Those three million fragile and forgotten
3' min read
3' min read
The employment data give us very positive news: not only for the crossing of the 24 million employed threshold, but also for the growth of all the most significant indicators (the employment rate, the number of women in work, the number of permanent contracts). The optimism induced by these numbers is, therefore, entirely legitimate, but it must not overshadow a problem that exists even within such a positive picture: there is an important part of the production system trapped within working conditions that do not respect the rules.
It is not easy to quantify the number of people in this situation: we can assume, by cross-checking the various available data, that about three million people work on the basis of 'poor' or irregular contracts. We are not talking, let us be clear, about fixed-term workers and those employed by employment agencies on temporary contracts: these people, although they face the uncertainty linked to the expiry of the contract, enjoy all the legal and contractual protections.

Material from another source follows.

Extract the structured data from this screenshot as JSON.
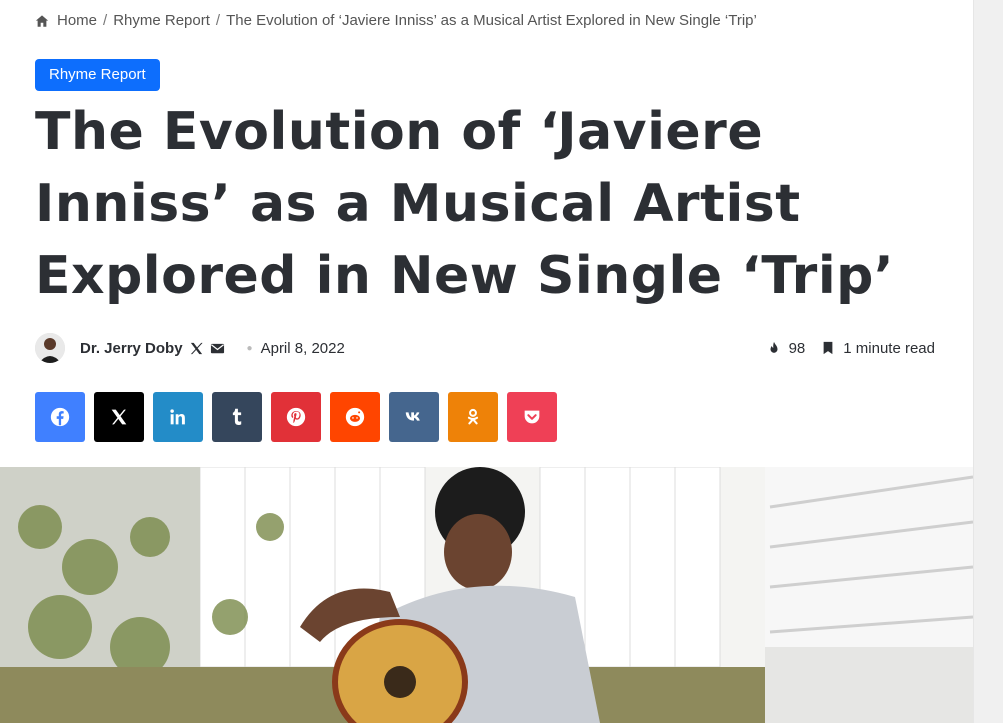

We are talking about that variegated world made up of different situations - simulated part-time work, false VAT numbers, irregular coordinated and continuous collaborations, chains of illegal contracts, and even outright undeclared work - that have in common the violation of that 'constitutional minimum' of rules that protect the dignity of work: regular working hours, the application of a collective agreement signed by truly representative trade union and employer associations, correct social security regulations, and protection against unjustified dismissal.
A phenomenon that affects all economic sectors and all age groups, although it has young people and women as its privileged victims, who share the fate of being the main protagonists of labour exploitation.
Problems that are accentuated by the imperious development of the digital economy; the great - and now indispensable - opportunities that platforms and the sharing economy offer us are possible thanks to the work of people who have not yet found the right and definitive contractual arrangement, not least because of the undeniable difficulty of reconciling a system of rules born in the last century with completely new methods and forms of work.